二大政党制は幻だったのか

〜 まだまだ実現可能だ 〜



与野党による衆議院選挙制度協議会が、現行の選挙制度について細川護熙元首相から意見を聴取した。
細川元首相は現行の小選挙区比例代表並立制の導入を決定した当時の首相だ

これまで現行の小選挙区制は、一般的には政権交代可能な二大政党制を目指すものだとされてきた。
事実、この選挙制度の下で、政権交代が実現したりした。

ところが、この選挙制度改正の責任者だった細川元首相は「政権交代も実現し、穏健な多党制の中で機能している」としつつ、「政権交代可能な二大政党制を必ずしも求めたわけではない。穏健な多党制が日本の国民性に沿った政治体制だ」なんて述べた。
同じ政党の複数人が、1つの選挙区で争う制度から変えたことが、政治とカネの問題の改善につながっている」などと現状を評価しており、基本的には政治とカネの問題の改善が重要であり、必ずしも政権交代可能な二大政党制を目指したものではないと言うのだ。
何かと批判がある小選挙区と比例で重複立候補できる仕組みについては「惜敗率の高い人が議席を得るメリットもある」なんて必要性を唱えている。 

そもそも、一般的には小選挙区制政権交代可能な二大政党制を目指すものだとされているが、それと同時に導入された比例代表並立制は、逆に弱小政党が生き残るような仕組みであり、これによって二大政党制どころか、逆に多党化が進んでいる
30年近くが経過した現在の政治情勢を細川元首相は「おおむね想定通りの状況だ」なんて話しているから、やはり最初から二大政党制を目指していた訳ではなさそうだ。

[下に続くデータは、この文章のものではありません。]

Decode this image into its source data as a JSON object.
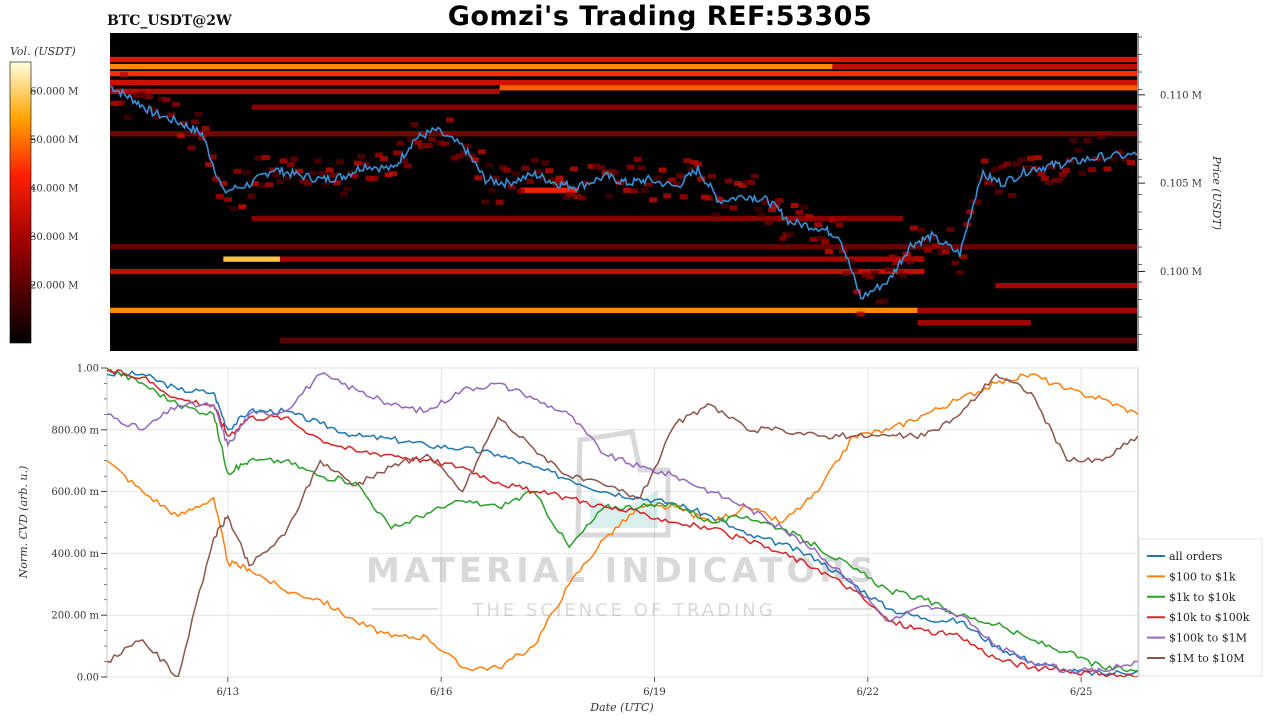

この細川元首相の発言に対して、国民民主党の玉木雄一郎代表は「椅子から転げ落ちるような話」だと驚いている。そして、
現行の小選挙区比例代表並立制では、二大政党制についてもう無理なんだということが確定したのではないか
であれば、連合も含めて二大政党制的な制度を目指すと言っている前提がガラガラと崩れたんじゃないか
小さな政党も存続できるし、二大政党に収斂するというよりも、むしろ最近起こっている現象で言うと、多党化をむしろ助長する制度になっているというのは、現状が証明している
そうなると多分、今の制度をいくら続けても二大政党にはならない、ということだ。そのことを創設者である細川さん自身が言ったということは、この30年何だったんだ?ということになる
このような制度の中で二大政党制を追い求めても『果てしない夢』になる
政権交代をするということで緊張感を生み出すというルートの緊張感の生み出し方ができないのであれば、他の戦術戦略を考えないと権力に対する緊張は、いつまでたっても生まれないということになる
などと話している。
玉木代表はかなり怒っているようだ

ま、それはそうだろう。
二大政党制を確立して政権交代が容易に実現する事によって政治の緊張感を保とうとしていた政治家にとっては、大前提が崩れてしまったようなものだ。

だが、私はまだ見捨ててはいない。
頭の悪い立憲民主党なんかがノコノコと出てくるような二大政党制は断固許してはならないが、政治的にまともな日本維新の会国民民主党両党の協力によって政権交代可能な政治体制を構築する事は絶対に不可能とは言えないだろう。
こういう事を言うと、日本維新の会や国民民主党は自民党の補完勢力であり、政策的に変わりが無いなんて批判する頭の悪いマスコミなんかがわんさかいるが、政策的な変わりなんて必要は無い
政権交代するたびに政策がコロコロと変わったりしたらむしろ大変だ。基本的な政策は変更する必要は無い
必要なのは政治家の堕落と腐敗を正す緊張感だ。そのためには、政策的には大きな変更が無くて安心感のある日本維新の会や国民民主党が大きな力を持ち、いつでも政権交代可能な体制を作る事が重要だと思うぞ。